Вот и сейчас он решительно направился к выходу, отбросив всяческие глупые колебания: ждать — не ждать, но рядом с вахтером висела свежая стенгазета, перл творения студийного профбюро, и Дан остановился почитать интереснейшую статью о пользе своевременной уплаты профсоюзных взносов. Читал он ее минут пятнадцать, смакуя и повторяя про себя каждую чеканную фразу, пока не поймал на себе подозрительный взгляд вахтера, скользнувший между ушанкой и поднятым до глаз овчинным воротником.
Взгляда Дан не снес, вышел из студии, сел в автобус и поехал на Октябрьскую улицу — устраивать себе выходной, читать «Седую старину Москвы», смотреть телевизор, а вечером завалиться к знакомому по имени Валерий Васильевич, к его толстой и доброй жене Инне, шумному сыну Антону и вечно молчаливой теще Марфе Петровне, которая если не варит суп, не печет пирог, не жарит котлеты, то сидит в темной кухне, не зажигая электричества, и смотрит на холодную плиту, еле заметную в плотном мраке, смотрит на нее с тоской человека, который сварил, испек, пожарил все, что мог, делать больше нечего, жизнь кончена, пора вешаться или травиться газом.

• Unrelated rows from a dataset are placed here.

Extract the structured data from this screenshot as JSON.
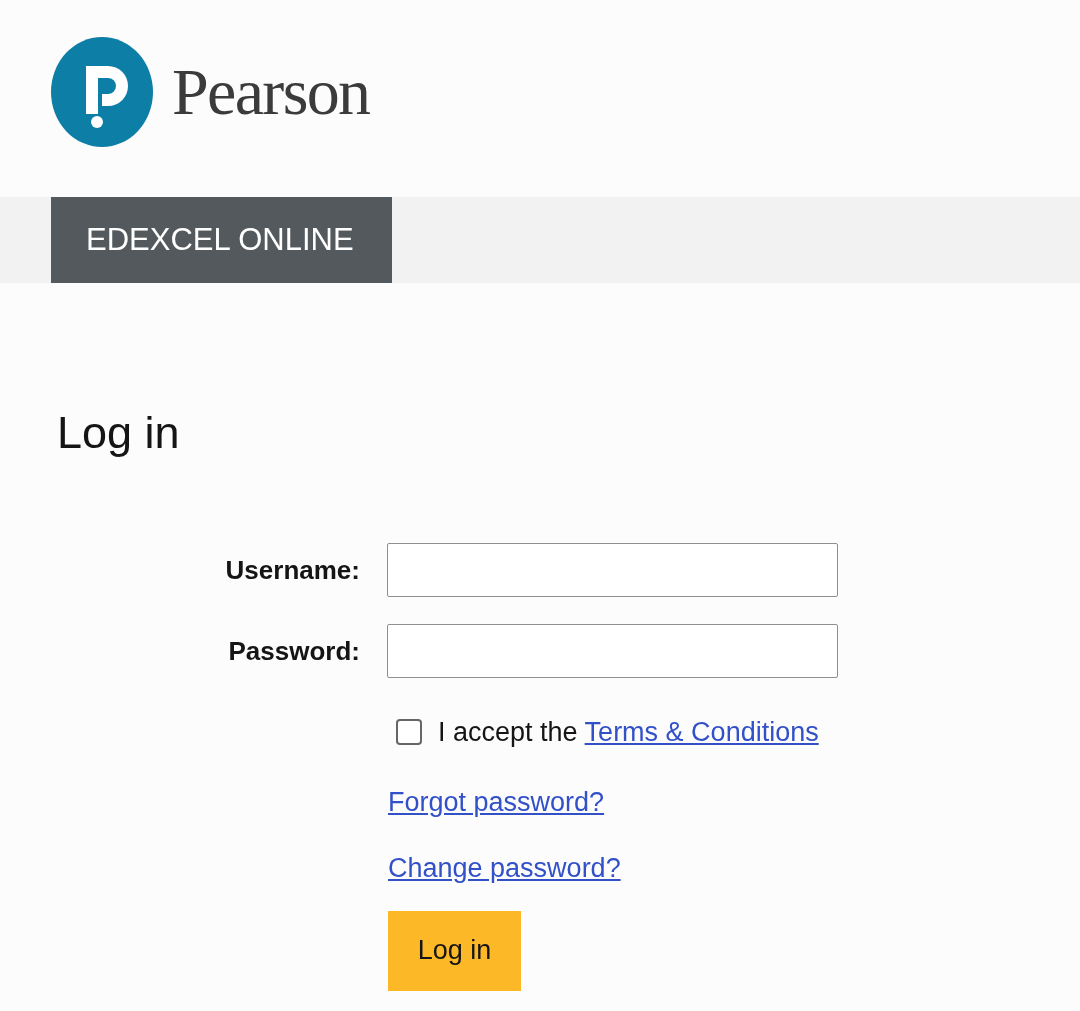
{
  "header": {
    "brand": "Pearson"
  },
  "nav": {
    "tabs": [
      {
        "label": "EDEXCEL ONLINE",
        "selected": true
      }
    ]
  },
  "heading": "Log in",
  "form": {
    "fields": [
      {
        "label": "Username:"
      },
      {
        "label": "Password:"
      }
    ],
    "terms": {
      "checked": false,
      "text": "I accept the ",
      "link": "Terms & Conditions"
    },
    "links": [
      "Forgot password?",
      "Change password?"
    ],
    "submit": "Log in"
  }
}
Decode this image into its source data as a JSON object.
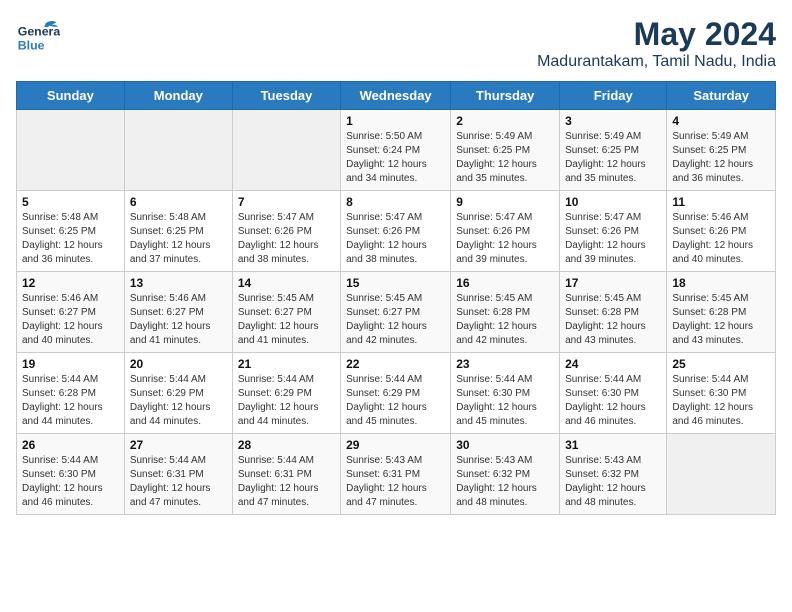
{
  "header": {
    "logo": {
      "general": "General",
      "blue": "Blue"
    },
    "title": "May 2024",
    "subtitle": "Madurantakam, Tamil Nadu, India"
  },
  "calendar": {
    "weekdays": [
      "Sunday",
      "Monday",
      "Tuesday",
      "Wednesday",
      "Thursday",
      "Friday",
      "Saturday"
    ],
    "weeks": [
      [
        {
          "day": "",
          "sunrise": "",
          "sunset": "",
          "daylight": ""
        },
        {
          "day": "",
          "sunrise": "",
          "sunset": "",
          "daylight": ""
        },
        {
          "day": "",
          "sunrise": "",
          "sunset": "",
          "daylight": ""
        },
        {
          "day": "1",
          "sunrise": "Sunrise: 5:50 AM",
          "sunset": "Sunset: 6:24 PM",
          "daylight": "Daylight: 12 hours and 34 minutes."
        },
        {
          "day": "2",
          "sunrise": "Sunrise: 5:49 AM",
          "sunset": "Sunset: 6:25 PM",
          "daylight": "Daylight: 12 hours and 35 minutes."
        },
        {
          "day": "3",
          "sunrise": "Sunrise: 5:49 AM",
          "sunset": "Sunset: 6:25 PM",
          "daylight": "Daylight: 12 hours and 35 minutes."
        },
        {
          "day": "4",
          "sunrise": "Sunrise: 5:49 AM",
          "sunset": "Sunset: 6:25 PM",
          "daylight": "Daylight: 12 hours and 36 minutes."
        }
      ],
      [
        {
          "day": "5",
          "sunrise": "Sunrise: 5:48 AM",
          "sunset": "Sunset: 6:25 PM",
          "daylight": "Daylight: 12 hours and 36 minutes."
        },
        {
          "day": "6",
          "sunrise": "Sunrise: 5:48 AM",
          "sunset": "Sunset: 6:25 PM",
          "daylight": "Daylight: 12 hours and 37 minutes."
        },
        {
          "day": "7",
          "sunrise": "Sunrise: 5:47 AM",
          "sunset": "Sunset: 6:26 PM",
          "daylight": "Daylight: 12 hours and 38 minutes."
        },
        {
          "day": "8",
          "sunrise": "Sunrise: 5:47 AM",
          "sunset": "Sunset: 6:26 PM",
          "daylight": "Daylight: 12 hours and 38 minutes."
        },
        {
          "day": "9",
          "sunrise": "Sunrise: 5:47 AM",
          "sunset": "Sunset: 6:26 PM",
          "daylight": "Daylight: 12 hours and 39 minutes."
        },
        {
          "day": "10",
          "sunrise": "Sunrise: 5:47 AM",
          "sunset": "Sunset: 6:26 PM",
          "daylight": "Daylight: 12 hours and 39 minutes."
        },
        {
          "day": "11",
          "sunrise": "Sunrise: 5:46 AM",
          "sunset": "Sunset: 6:26 PM",
          "daylight": "Daylight: 12 hours and 40 minutes."
        }
      ],
      [
        {
          "day": "12",
          "sunrise": "Sunrise: 5:46 AM",
          "sunset": "Sunset: 6:27 PM",
          "daylight": "Daylight: 12 hours and 40 minutes."
        },
        {
          "day": "13",
          "sunrise": "Sunrise: 5:46 AM",
          "sunset": "Sunset: 6:27 PM",
          "daylight": "Daylight: 12 hours and 41 minutes."
        },
        {
          "day": "14",
          "sunrise": "Sunrise: 5:45 AM",
          "sunset": "Sunset: 6:27 PM",
          "daylight": "Daylight: 12 hours and 41 minutes."
        },
        {
          "day": "15",
          "sunrise": "Sunrise: 5:45 AM",
          "sunset": "Sunset: 6:27 PM",
          "daylight": "Daylight: 12 hours and 42 minutes."
        },
        {
          "day": "16",
          "sunrise": "Sunrise: 5:45 AM",
          "sunset": "Sunset: 6:28 PM",
          "daylight": "Daylight: 12 hours and 42 minutes."
        },
        {
          "day": "17",
          "sunrise": "Sunrise: 5:45 AM",
          "sunset": "Sunset: 6:28 PM",
          "daylight": "Daylight: 12 hours and 43 minutes."
        },
        {
          "day": "18",
          "sunrise": "Sunrise: 5:45 AM",
          "sunset": "Sunset: 6:28 PM",
          "daylight": "Daylight: 12 hours and 43 minutes."
        }
      ],
      [
        {
          "day": "19",
          "sunrise": "Sunrise: 5:44 AM",
          "sunset": "Sunset: 6:28 PM",
          "daylight": "Daylight: 12 hours and 44 minutes."
        },
        {
          "day": "20",
          "sunrise": "Sunrise: 5:44 AM",
          "sunset": "Sunset: 6:29 PM",
          "daylight": "Daylight: 12 hours and 44 minutes."
        },
        {
          "day": "21",
          "sunrise": "Sunrise: 5:44 AM",
          "sunset": "Sunset: 6:29 PM",
          "daylight": "Daylight: 12 hours and 44 minutes."
        },
        {
          "day": "22",
          "sunrise": "Sunrise: 5:44 AM",
          "sunset": "Sunset: 6:29 PM",
          "daylight": "Daylight: 12 hours and 45 minutes."
        },
        {
          "day": "23",
          "sunrise": "Sunrise: 5:44 AM",
          "sunset": "Sunset: 6:30 PM",
          "daylight": "Daylight: 12 hours and 45 minutes."
        },
        {
          "day": "24",
          "sunrise": "Sunrise: 5:44 AM",
          "sunset": "Sunset: 6:30 PM",
          "daylight": "Daylight: 12 hours and 46 minutes."
        },
        {
          "day": "25",
          "sunrise": "Sunrise: 5:44 AM",
          "sunset": "Sunset: 6:30 PM",
          "daylight": "Daylight: 12 hours and 46 minutes."
        }
      ],
      [
        {
          "day": "26",
          "sunrise": "Sunrise: 5:44 AM",
          "sunset": "Sunset: 6:30 PM",
          "daylight": "Daylight: 12 hours and 46 minutes."
        },
        {
          "day": "27",
          "sunrise": "Sunrise: 5:44 AM",
          "sunset": "Sunset: 6:31 PM",
          "daylight": "Daylight: 12 hours and 47 minutes."
        },
        {
          "day": "28",
          "sunrise": "Sunrise: 5:44 AM",
          "sunset": "Sunset: 6:31 PM",
          "daylight": "Daylight: 12 hours and 47 minutes."
        },
        {
          "day": "29",
          "sunrise": "Sunrise: 5:43 AM",
          "sunset": "Sunset: 6:31 PM",
          "daylight": "Daylight: 12 hours and 47 minutes."
        },
        {
          "day": "30",
          "sunrise": "Sunrise: 5:43 AM",
          "sunset": "Sunset: 6:32 PM",
          "daylight": "Daylight: 12 hours and 48 minutes."
        },
        {
          "day": "31",
          "sunrise": "Sunrise: 5:43 AM",
          "sunset": "Sunset: 6:32 PM",
          "daylight": "Daylight: 12 hours and 48 minutes."
        },
        {
          "day": "",
          "sunrise": "",
          "sunset": "",
          "daylight": ""
        }
      ]
    ]
  }
}
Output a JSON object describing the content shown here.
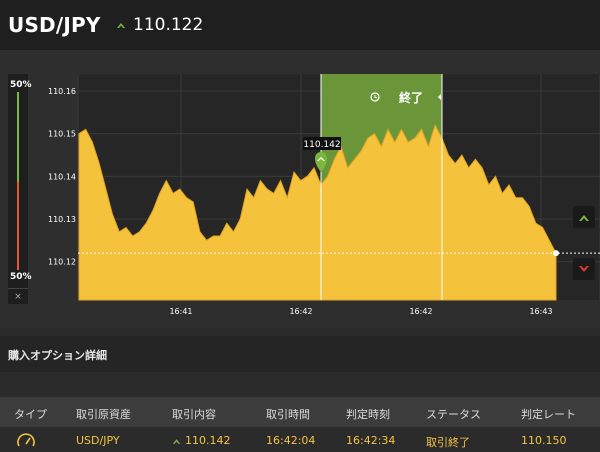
{
  "header": {
    "pair": "USD/JPY",
    "rate": "110.122",
    "trend": "up"
  },
  "meter": {
    "top_label": "50%",
    "bottom_label": "50%",
    "close_label": "×"
  },
  "chart": {
    "y_ticks": [
      "110.16",
      "110.15",
      "110.14",
      "110.13",
      "110.12"
    ],
    "x_ticks": [
      "16:41",
      "16:42",
      "16:42",
      "16:43"
    ],
    "entry_marker_label": "110.142",
    "end_zone_label": "終了",
    "colors": {
      "area": "#f5c33b",
      "zone": "#6e9c3a",
      "marker": "#7ab640",
      "low": "#e23b2e"
    }
  },
  "section": {
    "title": "購入オプション詳細"
  },
  "table": {
    "headers": [
      "タイプ",
      "取引原資産",
      "取引内容",
      "取引時間",
      "判定時刻",
      "ステータス",
      "判定レート"
    ],
    "row": {
      "asset": "USD/JPY",
      "content": "110.142",
      "trade_time": "16:42:04",
      "judge_time": "16:42:34",
      "status": "取引終了",
      "judge_rate": "110.150"
    }
  },
  "chart_data": {
    "type": "area",
    "title": "",
    "xlabel": "",
    "ylabel": "",
    "ylim": [
      110.111,
      110.164
    ],
    "x_ticks": [
      "16:41",
      "16:42",
      "16:42",
      "16:43"
    ],
    "series": [
      {
        "values": [
          110.15,
          110.151,
          110.148,
          110.143,
          110.137,
          110.131,
          110.127,
          110.128,
          110.126,
          110.127,
          110.129,
          110.132,
          110.136,
          110.139,
          110.136,
          110.137,
          110.135,
          110.134,
          110.127,
          110.125,
          110.126,
          110.126,
          110.129,
          110.127,
          110.13,
          110.137,
          110.135,
          110.139,
          110.137,
          110.136,
          110.139,
          110.135,
          110.141,
          110.139,
          110.14,
          110.142,
          110.138,
          110.14,
          110.144,
          110.147,
          110.142,
          110.144,
          110.146,
          110.149,
          110.15,
          110.147,
          110.151,
          110.148,
          110.151,
          110.148,
          110.149,
          110.151,
          110.147,
          110.152,
          110.149,
          110.145,
          110.143,
          110.145,
          110.142,
          110.144,
          110.142,
          110.138,
          110.14,
          110.136,
          110.138,
          110.135,
          110.135,
          110.133,
          110.129,
          110.128,
          110.125,
          110.122
        ]
      }
    ],
    "current_rate": 110.122,
    "entry_rate": 110.142
  }
}
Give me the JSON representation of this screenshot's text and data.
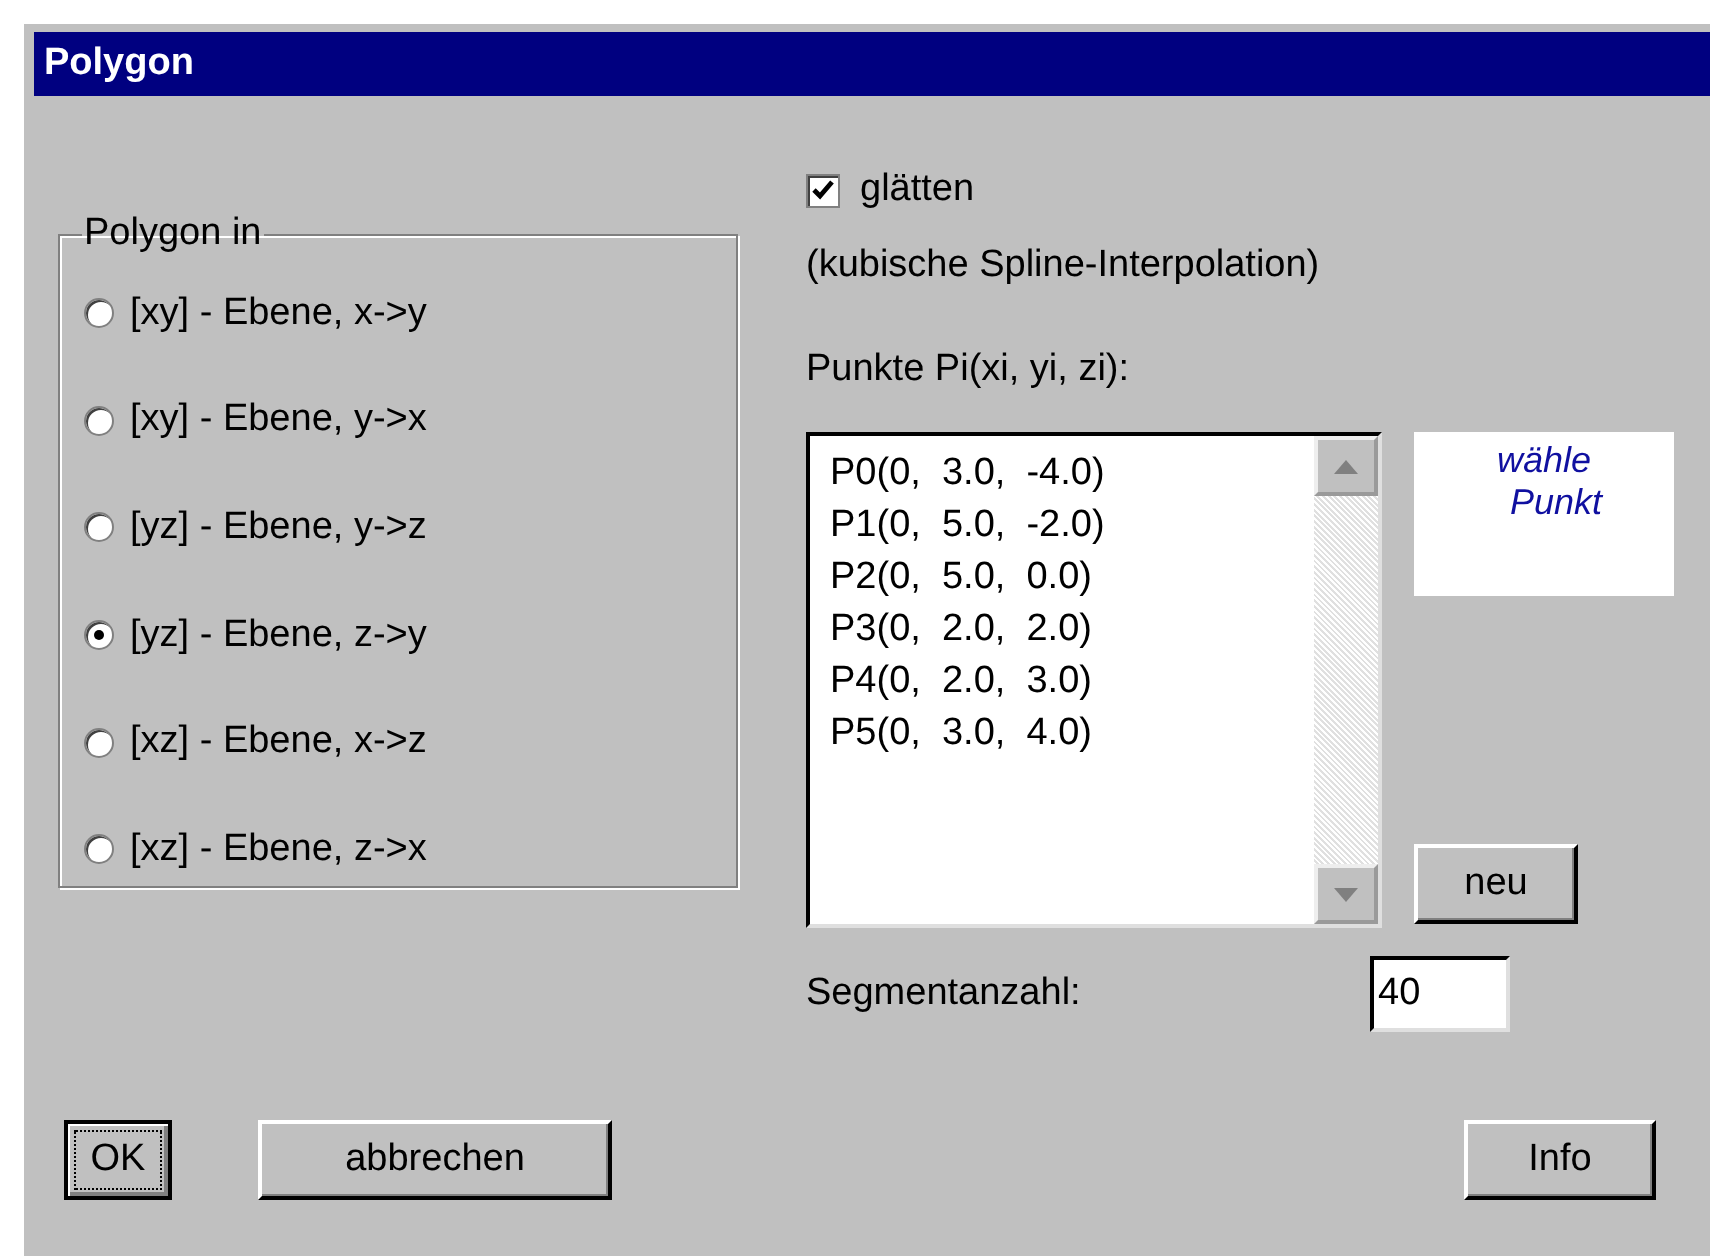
{
  "window": {
    "title": "Polygon"
  },
  "plane_group": {
    "label": "Polygon in",
    "options": [
      {
        "label": "[xy] - Ebene, x->y",
        "selected": false
      },
      {
        "label": "[xy] - Ebene, y->x",
        "selected": false
      },
      {
        "label": "[yz] - Ebene, y->z",
        "selected": false
      },
      {
        "label": "[yz] - Ebene, z->y",
        "selected": true
      },
      {
        "label": "[xz] - Ebene, x->z",
        "selected": false
      },
      {
        "label": "[xz] - Ebene, z->x",
        "selected": false
      }
    ]
  },
  "smooth": {
    "label": "glätten",
    "checked": true,
    "note": "(kubische Spline-Interpolation)"
  },
  "points": {
    "label": "Punkte Pi(xi, yi, zi):",
    "items": [
      "P0(0,  3.0,  -4.0)",
      "P1(0,  5.0,  -2.0)",
      "P2(0,  5.0,  0.0)",
      "P3(0,  2.0,  2.0)",
      "P4(0,  2.0,  3.0)",
      "P5(0,  3.0,  4.0)"
    ],
    "hint": [
      "wähle",
      "Punkt"
    ],
    "new_button": "neu"
  },
  "segments": {
    "label": "Segmentanzahl:",
    "value": "40"
  },
  "buttons": [
    {
      "label": "OK",
      "focused": true
    },
    {
      "label": "abbrechen",
      "focused": false
    },
    {
      "label": "Info",
      "focused": false
    }
  ]
}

Дан как-то спросил Валерия Васильевича:
— Вы не боитесь, что она все-таки откроет краники у плиты — и ку-ку?
— Не откроет, — уверенно сказал Валерий Васильевич, — ей нас жалко: мы без нее пропадем.
С семьей этой Дана познакомил друг Коля, невесть как туда втершийся, но быстро завоевавший неземную любовь всех четырех ее членов. Даже крикливая Люська пришлась там ко двору. Их радостно встречали, тормошили, обнимали, закидывали ворохом вопросов, ребенок непрерывно заливался смехом, теща Марфа Петровна на секундочку выходила на свет божий, щурила глаза, прикрывала их ладошкой, улыбалась, говорила журчаще: «Здравствуйте вам, гости дорогие!» — и снова скрывалась на кухне, где немедленно загоралась лампа, конфорки, духовка, «пора вешаться или травиться» отодвигалась на неопределенное время, начиналась пора готовки. Теща говорила про Колю: «Надежный человек». «Надежный» в ее понимании — здоровый, сильный, уверенный, умеющий сметать все выставленное тещей на стол, — от пирогов до борща, и, конечно, женатый.
Дан, по ее мнению, был ненадежным: здоровый — да, сильный — тоже, но вот уверенности в голосе и во взгляде маловато, ест плохо, холодец фирменный ковырнет, пирожок проглотит, салатиком переложит — и сыт. Разве это мужик? Да еще и неженатый… Последнее возмущало не только тещу, но и всю семью, за исключением, естественно, сына Антона. Инна была как раз из тех жен друзей, которые вели в дом незамужних подруг и знакомили их с Даном. Скольких ее приятельниц знает Дан? Десяток, не менее. С двумя из них даже намечались кое-какие близкие отношения, окончившиеся, впрочем, ничем, как и следовало ожидать. Дан не любил сватовства и заранее относился к нему с предубеждением, говорил о том Инне, но разве она послушает? Она одержима одной идеей, и, как в песне, «никто пути пройденного у нас не отберет». Поэтому Дан в последнее время не сообщал заранее о своем приходе, являлся неожиданно, чтобы не встретить там очередную невесту. Считал: придет срок — сами, найдем суженую, своими хилыми силами.